Voorgestelde maatregelen
Met het oog op de controle van de visserijsterfte (met waarschijnlijk
een verlaging van de sterfte tot gevolg) stelt de Commissie een aantal
maatregelen voor die vergelijkbaar zijn met die voor kabeljauw. Het
gaat dan met name om bevissingsregels voor de vaststelling van de
totaal toegestane vangsten (TAC's), de sluiting van bepaalde gebieden,
de beperking van de visserij-inspanning en handhavingsmaatregelen.
Beperking van de visserij-inspanning
De Commissie heeft voorgesteld de visserij-inspanning te beperken op
basis van kilowattdagen (hierbij wordt de visserij-inspanning berekend
door het motorvermogen van het vaartuig te vermenigvuldigen met het
aantal buitengaats doorgebrachte dagen). Naar aanleiding van het
besluit van de Raad van december 2003 over de kabeljauwvisserij,
waarbij de regeling inzake de visserij-inspanning gebaseerd wordt op
het aantal dagen dat een visserijvaartuig, rekening houdend met
specifieke gebieden en het gebruikte vistuig, buitengaats mag
doorbrengen, zal de Commissie evenwel haar voorstel voor tong,
zuidelijke heek en langoustine dienovereenkomstig aanpassen. De
gedetailleerde invulling van het voorstel (aantal dagen) zal tijdens
de komende besprekingen met de Raad en het Europees Parlement te berde
worden gebracht.
Handhaving
De twee voorstellen bevatten tevens specifieke maatregelen ter
versterking van de controle, inspectie en bewaking van vaartuigen die
onder de regeling voor het beheer van de visserij-inspanning vallen.

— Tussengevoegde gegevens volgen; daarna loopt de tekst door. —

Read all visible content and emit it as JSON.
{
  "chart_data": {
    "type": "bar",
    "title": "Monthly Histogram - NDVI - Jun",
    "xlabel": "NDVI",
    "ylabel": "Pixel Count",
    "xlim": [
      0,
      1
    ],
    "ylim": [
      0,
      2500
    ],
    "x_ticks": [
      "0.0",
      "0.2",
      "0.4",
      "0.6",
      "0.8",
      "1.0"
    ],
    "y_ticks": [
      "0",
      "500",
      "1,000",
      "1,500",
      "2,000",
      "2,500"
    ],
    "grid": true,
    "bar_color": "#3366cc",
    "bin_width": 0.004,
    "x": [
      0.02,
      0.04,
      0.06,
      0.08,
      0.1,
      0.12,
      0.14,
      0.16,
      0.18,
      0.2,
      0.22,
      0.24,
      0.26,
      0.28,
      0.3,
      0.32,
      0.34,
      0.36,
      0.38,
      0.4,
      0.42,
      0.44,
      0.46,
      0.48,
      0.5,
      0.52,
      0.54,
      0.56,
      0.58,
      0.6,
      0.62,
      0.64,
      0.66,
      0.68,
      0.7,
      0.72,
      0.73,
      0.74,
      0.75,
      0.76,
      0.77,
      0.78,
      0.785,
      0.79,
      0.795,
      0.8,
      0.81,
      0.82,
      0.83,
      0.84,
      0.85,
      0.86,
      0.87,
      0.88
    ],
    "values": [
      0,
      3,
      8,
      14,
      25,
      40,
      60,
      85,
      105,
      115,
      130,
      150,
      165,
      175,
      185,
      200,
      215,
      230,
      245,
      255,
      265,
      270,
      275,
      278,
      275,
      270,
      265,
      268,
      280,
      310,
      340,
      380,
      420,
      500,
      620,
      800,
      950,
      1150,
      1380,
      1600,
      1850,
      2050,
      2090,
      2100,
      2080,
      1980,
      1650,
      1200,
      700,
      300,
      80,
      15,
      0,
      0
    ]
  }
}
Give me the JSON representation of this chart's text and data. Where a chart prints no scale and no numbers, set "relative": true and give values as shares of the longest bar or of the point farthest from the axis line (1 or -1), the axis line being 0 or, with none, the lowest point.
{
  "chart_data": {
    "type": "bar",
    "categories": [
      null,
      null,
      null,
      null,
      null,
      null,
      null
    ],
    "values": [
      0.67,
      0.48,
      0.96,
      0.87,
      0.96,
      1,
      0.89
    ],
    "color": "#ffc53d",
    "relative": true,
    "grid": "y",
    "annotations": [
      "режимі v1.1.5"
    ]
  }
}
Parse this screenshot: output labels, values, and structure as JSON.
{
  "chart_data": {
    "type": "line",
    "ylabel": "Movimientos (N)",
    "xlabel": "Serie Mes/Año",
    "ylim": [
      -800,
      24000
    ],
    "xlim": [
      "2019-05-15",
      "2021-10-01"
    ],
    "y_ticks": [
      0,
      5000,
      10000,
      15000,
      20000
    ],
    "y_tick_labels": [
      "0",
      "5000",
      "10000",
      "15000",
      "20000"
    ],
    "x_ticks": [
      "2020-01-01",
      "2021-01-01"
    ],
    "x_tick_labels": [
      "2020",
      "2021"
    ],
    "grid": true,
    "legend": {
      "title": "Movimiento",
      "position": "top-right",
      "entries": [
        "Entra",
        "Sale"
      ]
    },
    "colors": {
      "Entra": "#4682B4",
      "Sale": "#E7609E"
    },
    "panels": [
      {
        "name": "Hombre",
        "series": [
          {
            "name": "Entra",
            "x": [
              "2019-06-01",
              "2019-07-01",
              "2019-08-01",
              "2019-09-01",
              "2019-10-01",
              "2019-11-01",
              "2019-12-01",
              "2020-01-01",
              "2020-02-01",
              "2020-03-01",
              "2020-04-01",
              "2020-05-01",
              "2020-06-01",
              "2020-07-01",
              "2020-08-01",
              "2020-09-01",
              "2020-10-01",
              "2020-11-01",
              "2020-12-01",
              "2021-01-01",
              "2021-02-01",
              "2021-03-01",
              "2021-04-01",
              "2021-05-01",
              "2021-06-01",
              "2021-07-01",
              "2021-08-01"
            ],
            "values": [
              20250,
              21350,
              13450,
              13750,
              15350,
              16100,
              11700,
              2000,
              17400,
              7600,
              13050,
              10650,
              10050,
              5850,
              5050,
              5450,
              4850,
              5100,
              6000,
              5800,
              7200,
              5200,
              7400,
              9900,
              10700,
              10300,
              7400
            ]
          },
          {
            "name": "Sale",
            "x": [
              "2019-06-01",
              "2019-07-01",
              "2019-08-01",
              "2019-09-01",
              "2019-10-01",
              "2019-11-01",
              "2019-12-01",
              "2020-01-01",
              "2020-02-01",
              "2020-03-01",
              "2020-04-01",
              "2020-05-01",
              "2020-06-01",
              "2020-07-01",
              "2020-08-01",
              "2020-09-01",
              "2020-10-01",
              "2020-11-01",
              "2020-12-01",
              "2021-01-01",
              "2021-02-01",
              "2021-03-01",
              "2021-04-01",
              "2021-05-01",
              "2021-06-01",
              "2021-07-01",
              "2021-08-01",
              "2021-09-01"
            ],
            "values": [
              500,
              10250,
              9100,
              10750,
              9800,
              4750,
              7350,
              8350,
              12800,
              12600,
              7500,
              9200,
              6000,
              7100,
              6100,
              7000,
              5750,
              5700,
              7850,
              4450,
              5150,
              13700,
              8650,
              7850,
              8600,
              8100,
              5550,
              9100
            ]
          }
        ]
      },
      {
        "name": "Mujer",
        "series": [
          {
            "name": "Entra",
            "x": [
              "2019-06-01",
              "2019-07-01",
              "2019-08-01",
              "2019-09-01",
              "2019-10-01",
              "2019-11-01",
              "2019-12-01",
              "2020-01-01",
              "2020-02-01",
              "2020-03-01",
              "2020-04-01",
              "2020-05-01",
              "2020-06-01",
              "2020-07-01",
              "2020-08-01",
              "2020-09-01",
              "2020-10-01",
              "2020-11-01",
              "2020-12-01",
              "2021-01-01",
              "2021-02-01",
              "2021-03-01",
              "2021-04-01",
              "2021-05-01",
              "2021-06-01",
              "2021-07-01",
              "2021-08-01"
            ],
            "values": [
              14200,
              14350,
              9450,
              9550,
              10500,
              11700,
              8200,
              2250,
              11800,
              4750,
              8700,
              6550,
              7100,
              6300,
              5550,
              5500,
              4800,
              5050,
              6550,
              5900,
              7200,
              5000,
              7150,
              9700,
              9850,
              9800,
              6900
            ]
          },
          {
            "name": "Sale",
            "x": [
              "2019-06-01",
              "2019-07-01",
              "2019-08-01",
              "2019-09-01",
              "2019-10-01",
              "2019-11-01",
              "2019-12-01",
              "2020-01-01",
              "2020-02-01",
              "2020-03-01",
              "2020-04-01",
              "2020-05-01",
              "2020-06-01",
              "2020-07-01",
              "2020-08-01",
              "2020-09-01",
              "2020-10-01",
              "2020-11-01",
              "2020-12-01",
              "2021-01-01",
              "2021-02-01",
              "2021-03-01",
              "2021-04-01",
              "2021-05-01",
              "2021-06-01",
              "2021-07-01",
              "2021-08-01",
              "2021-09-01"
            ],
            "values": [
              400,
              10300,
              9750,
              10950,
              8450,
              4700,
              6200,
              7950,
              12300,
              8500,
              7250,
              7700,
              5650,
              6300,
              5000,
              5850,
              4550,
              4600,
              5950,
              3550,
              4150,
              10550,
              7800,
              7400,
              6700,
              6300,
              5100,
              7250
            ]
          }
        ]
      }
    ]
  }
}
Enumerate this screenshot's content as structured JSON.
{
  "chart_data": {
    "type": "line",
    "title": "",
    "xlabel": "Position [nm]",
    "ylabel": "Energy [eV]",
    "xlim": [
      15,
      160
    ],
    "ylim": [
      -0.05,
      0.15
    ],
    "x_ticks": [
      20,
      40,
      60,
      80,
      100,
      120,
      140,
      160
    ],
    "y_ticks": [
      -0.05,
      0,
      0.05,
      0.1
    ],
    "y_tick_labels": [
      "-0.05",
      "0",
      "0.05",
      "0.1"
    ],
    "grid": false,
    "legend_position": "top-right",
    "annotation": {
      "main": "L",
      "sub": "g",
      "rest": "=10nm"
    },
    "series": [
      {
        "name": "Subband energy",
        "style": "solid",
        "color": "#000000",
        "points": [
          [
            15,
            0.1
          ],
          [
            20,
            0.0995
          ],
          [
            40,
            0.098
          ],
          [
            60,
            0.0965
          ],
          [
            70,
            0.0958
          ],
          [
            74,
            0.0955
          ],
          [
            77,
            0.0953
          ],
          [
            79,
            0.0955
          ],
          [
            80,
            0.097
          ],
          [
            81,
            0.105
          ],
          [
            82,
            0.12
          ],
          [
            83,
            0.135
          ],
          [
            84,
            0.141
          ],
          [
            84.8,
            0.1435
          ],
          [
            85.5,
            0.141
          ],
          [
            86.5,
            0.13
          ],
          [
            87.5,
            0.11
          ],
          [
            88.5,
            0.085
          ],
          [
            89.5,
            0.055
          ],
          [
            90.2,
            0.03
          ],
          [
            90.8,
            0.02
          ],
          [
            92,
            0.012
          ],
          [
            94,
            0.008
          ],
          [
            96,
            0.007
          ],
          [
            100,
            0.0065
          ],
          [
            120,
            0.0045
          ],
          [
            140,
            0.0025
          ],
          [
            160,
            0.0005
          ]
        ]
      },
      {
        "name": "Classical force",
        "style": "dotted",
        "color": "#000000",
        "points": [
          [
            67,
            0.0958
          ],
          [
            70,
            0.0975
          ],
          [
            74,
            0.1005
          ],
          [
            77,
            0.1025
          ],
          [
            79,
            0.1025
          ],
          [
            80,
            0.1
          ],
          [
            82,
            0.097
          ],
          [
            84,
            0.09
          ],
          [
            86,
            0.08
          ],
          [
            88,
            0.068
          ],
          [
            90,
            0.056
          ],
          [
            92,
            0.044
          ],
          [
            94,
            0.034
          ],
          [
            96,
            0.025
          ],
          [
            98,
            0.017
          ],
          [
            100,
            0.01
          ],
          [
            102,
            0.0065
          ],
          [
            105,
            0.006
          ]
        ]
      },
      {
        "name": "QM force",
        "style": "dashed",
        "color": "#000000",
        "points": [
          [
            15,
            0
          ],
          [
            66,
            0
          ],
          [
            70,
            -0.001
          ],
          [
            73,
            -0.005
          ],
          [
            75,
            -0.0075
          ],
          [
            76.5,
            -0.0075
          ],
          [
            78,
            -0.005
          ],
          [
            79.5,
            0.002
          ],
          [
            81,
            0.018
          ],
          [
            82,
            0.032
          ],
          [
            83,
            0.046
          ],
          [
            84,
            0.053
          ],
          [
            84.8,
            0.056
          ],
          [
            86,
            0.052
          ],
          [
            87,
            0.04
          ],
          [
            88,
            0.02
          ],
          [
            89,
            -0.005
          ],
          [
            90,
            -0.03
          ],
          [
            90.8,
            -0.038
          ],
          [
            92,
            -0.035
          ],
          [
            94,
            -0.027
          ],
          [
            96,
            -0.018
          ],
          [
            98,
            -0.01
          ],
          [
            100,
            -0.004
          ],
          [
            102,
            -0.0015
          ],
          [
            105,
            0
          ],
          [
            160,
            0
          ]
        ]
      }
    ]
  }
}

Zo moeten de activiteiten van een vaartuig in de betrokken gebieden
worden gerapporteerd, moet de vangst van onder de herstelplannen
vallende soorten apart worden opgeslagen, en zijn er regels van
toepassing op het wegen, aanlanden en vervoeren van die vangsten.
Gesloten gebieden
Ter bescherming van de langoustines zal in sommige gebieden niet met
bodemtrawls en korven mogen worden gevist (zie bijlage 3).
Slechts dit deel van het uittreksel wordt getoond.